Beside him, the girl was small, wrapped in a black cloak that fluttered in the wind. Her skin was translucent, but what froze Gin's blood was the blindfold: a strip of blood-red cloth covering eyes and ears alike. Old scars ringed her neck—the signature of long bondage.

Luna stopped. The procession halted. Kael lowered the hammer with a dull impact that rattled windows. The girl tilted her head, tasting the air. The crimson blindfold pulsed as she read the currents.

Slowly, Luna turned her face. The blindfold pointed straight at Gin.

"Rats…"

The words vibrated in the air before they were spoken.

"…leaving the nest."

Kael smiled.

Gin retreated into the shadows, heart pounding into dangerous cadence. Time for mourning was revoked. He spun on his heel and ran.

"Kahn! They're here!"

Steel rang instantly.

Outside, Luna broke formation and surged forward—flowing through the crowd like mercury, vaulting crates with inhuman speed.

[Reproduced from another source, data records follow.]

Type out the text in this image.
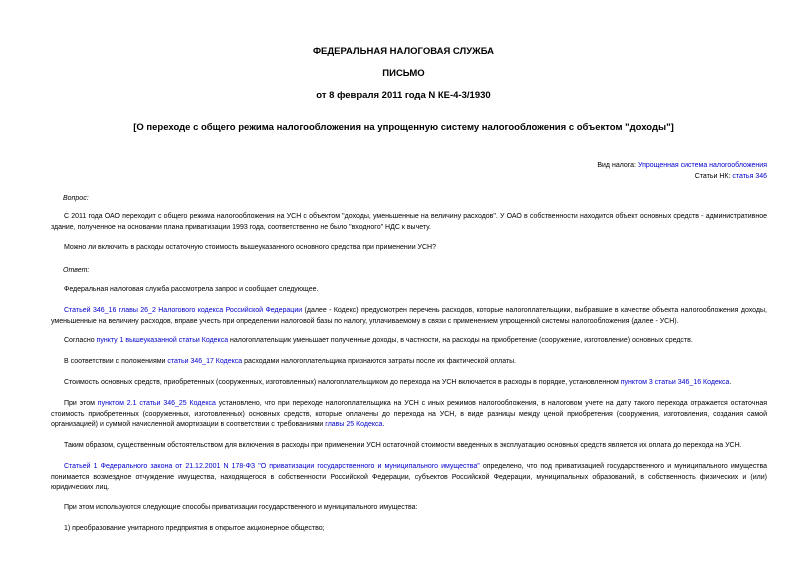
ФЕДЕРАЛЬНАЯ НАЛОГОВАЯ СЛУЖБА
ПИСЬМО
от 8 февраля 2011 года N КЕ-4-3/1930
[О переходе с общего режима налогообложения на упрощенную систему налогообложения с объектом "доходы"]
Вид налога: Упрощенная система налогообложения
Статьи НК: статья 346
Вопрос:
С 2011 года ОАО переходит с общего режима налогообложения на УСН с объектом "доходы, уменьшенные на величину расходов". У ОАО в собственности находится объект основных средств - административное здание, полученное на основании плана приватизации 1993 года, соответственно не было "входного" НДС к вычету.
Можно ли включить в расходы остаточную стоимость вышеуказанного основного средства при применении УСН?
Ответ:
Федеральная налоговая служба рассмотрела запрос и сообщает следующее.
Статьей 346_16 главы 26_2 Налогового кодекса Российской Федерации (далее - Кодекс) предусмотрен перечень расходов, которые налогоплательщики, выбравшие в качестве объекта налогообложения доходы, уменьшенные на величину расходов, вправе учесть при определении налоговой базы по налогу, уплачиваемому в связи с применением упрощенной системы налогообложения (далее - УСН).
Согласно пункту 1 вышеуказанной статьи Кодекса налогоплательщик уменьшает полученные доходы, в частности, на расходы на приобретение (сооружение, изготовление) основных средств.
В соответствии с положениями статьи 346_17 Кодекса расходами налогоплательщика признаются затраты после их фактической оплаты.
Стоимость основных средств, приобретенных (сооруженных, изготовленных) налогоплательщиком до перехода на УСН включается в расходы в порядке, установленном пунктом 3 статьи 346_16 Кодекса.
При этом пунктом 2.1 статьи 346_25 Кодекса установлено, что при переходе налогоплательщика на УСН с иных режимов налогообложения, в налоговом учете на дату такого перехода отражается остаточная стоимость приобретенных (сооруженных, изготовленных) основных средств, которые оплачены до перехода на УСН, в виде разницы между ценой приобретения (сооружения, изготовления, создания самой организацией) и суммой начисленной амортизации в соответствии с требованиями главы 25 Кодекса.
Таким образом, существенным обстоятельством для включения в расходы при применении УСН остаточной стоимости введенных в эксплуатацию основных средств является их оплата до перехода на УСН.
Статьей 1 Федерального закона от 21.12.2001 N 178-ФЗ "О приватизации государственного и муниципального имущества" определено, что под приватизацией государственного и муниципального имущества понимается возмездное отчуждение имущества, находящегося в собственности Российской Федерации, субъектов Российской Федерации, муниципальных образований, в собственность физических и (или) юридических лиц.
При этом используются следующие способы приватизации государственного и муниципального имущества:
1) преобразование унитарного предприятия в открытое акционерное общество;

"Back way! Now!" Kahn roared, hurling a supply bag at Gin.

They burst into the garden. Amber knelt in the fresh earth of Celeste's grave. At the crash, she sprang up, dirt-streaked hands raised defensively. Bronze skin and wild golden hair made her the living opposite of the death surrounding her.

"Father?" she cried, eyes wide with terror.

"Go! No questions!" Miguel shouted, shoving her toward Kahn.

Wood exploded at the front of the house. The Hounds were inside.

Kahn seized both youths and veered toward an iron-grated hatch.

"Down!"

Gin bolted. His new legs devoured ground. He left his mother's grave without farewell, carrying only the life she had purchased with her death—and the shadow of executioners closing in.